Monday, October 02, 2006

DO THE RIOTING MOSLEMS RESEMBLE 1960'S STUDENTS?!?

Gasoline on the Islamic Fire
by Steve Kellmeyer

...

Six hundred years after the first Christians began later, Islam combined Judeo-Christian monotheism with pagan ideas of the quirkiness of the gods and thereby changed a fundamental rule of theology.

According to Islam, God is one but God can change. He might decide tomorrow that idolatry is acceptable and incest is, indeed, best.
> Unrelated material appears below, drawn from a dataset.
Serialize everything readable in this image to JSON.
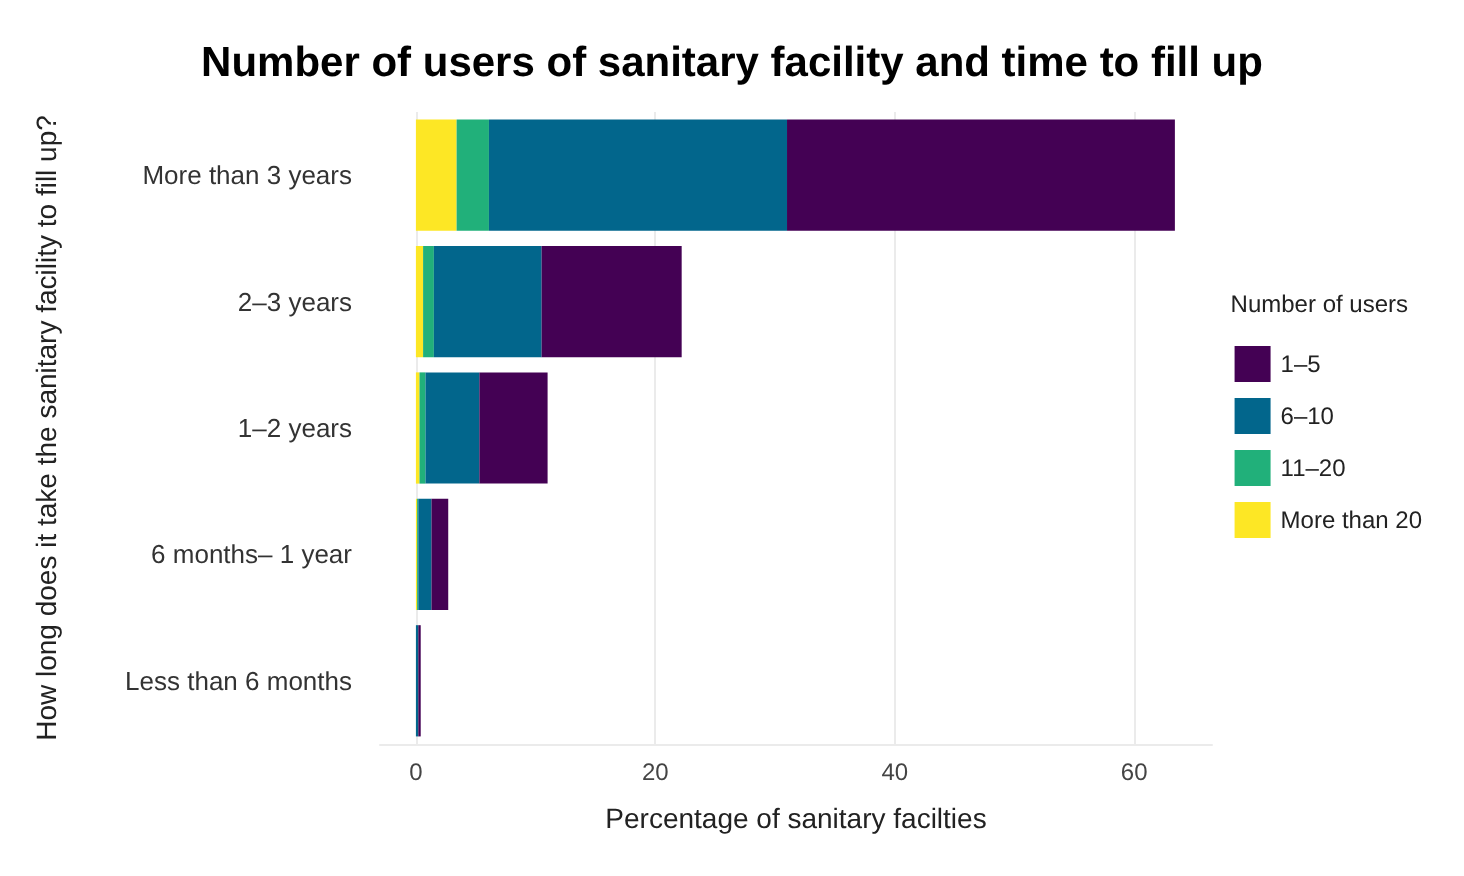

Whereas Christian theology understands that God holds creation in existence from moment to moment out of sheer love, Islamic theology assumes God keeps existence going simply because He hasn’t gotten bored with it yet (although He might change His mind on that at any point).

So, whereas a Christian strives to imitate God’s love, a Muslim trains himself to blindly and willingly submit to whatever his capricious God may choose to do next.

Reformation theology, coming nearly a millennium after Mohammed made his mark, added a further twist to theological rules by retaining not only Hebrew monotheism and Catholic Trinity, but also the capricious aspects of Allah.

For the Reformationists and their theological descendants, God is love except when He isn’t. He changes at times. For instance, for non-Catholic Christians, God pours out divine wrath on Himself as He hangs on the Cross because man’s sin has alienated God the Father from God the Son. God gets angry at Himself, opposes Himself.

The Problem
And herein lies the problem. Capitalism, at least capitalism as the West currently promotes it, is primarily a Protestant phenomenon. At this stage of the game, the entire system is designed to create highly emotional consumers, men and women who do not think very clearly but who do feel very strongly. The reason is simple: it is easier to pry money out of the hands of highly emotional people than it is to get it away from essentially rational, stable individuals.

Now, as we have seen, most pagans were not enormously enamored of rational thought. For people ruled by a pantheon of capricious gods in a cyclical universe, rationality has not much use.

Similarly, while Muslims clearly don’t believe Allah is as capricious as, say, Zeus, he has his moments. He can and has cancelled some verses in the Quran and “sent better in its place.” He can change his mind. Allah is beyond rationality, not bound by it.

As for non-Catholic Christianity, Martin Luther essentially set the standard for their theology when he declared reason to be the whore of the devil.

So, as anyone who turns on a television can attest, capitalism is not great at promoting rationalism. It claims to operate according to rational principles, but it actually promotes raw emotion. To put it bluntly, the same kind of raw emotion that drives men and women into car dealerships also drives Moslem crowds into frenzies and suicide bombers into cafes. The only difference is the direction of the emotion.

Given Lewis’ comments on the radical changes in Muslim theology, changes that occurred as Western oil money flowed in during just the last few decades, a rather disturbing thought arises.

We invaded Iraq, we support Israel, because we want to bring Western-style capitalism and democracy to the Middle East. But, while it is possible that Islam can be reformed, it is likewise possible that capitalism, at least as currently practiced in the West, is actually antithetical to that most necessary reform.

The cultural system, particularly the educational system, by which capitalist societies produce emotionally immature, grasping consumers is also perfectly suited to create emotionally immature, violent Muslims exactly the kind of Muslims we are seeing today. Capitalism is designed to create and appeal to pagans; like Protestantism, Islam possesses a partially paganized worldview.

Thus, it is possible that these Muslim crowds look like 1960’s student radicals because the Western occupation of the region after World War I allowed Western methods of education, i.e., training in consumer-oriented emotionalism, to be widely introduced throughout the Arabian territories. This possibility is especially intriguing given that the most violent Muslim demonstrations have taken place within the most highly educated Middle-Eastern population, by Western standards: the Palestinians.

As Protestant capitalism infiltrates Islam, as secular emotionalism stokes religious emotionalism, it may not break the back of the local religion, as it has in the West. Rather, it may act like gasoline on a fire, causing Islam to erupt into a flame that will destroy them both.

In short, Pope Benedict’s plea to marry faith and reason together, a plea directed towards both the West and Islam, is somewhat more urgent than anyone thought.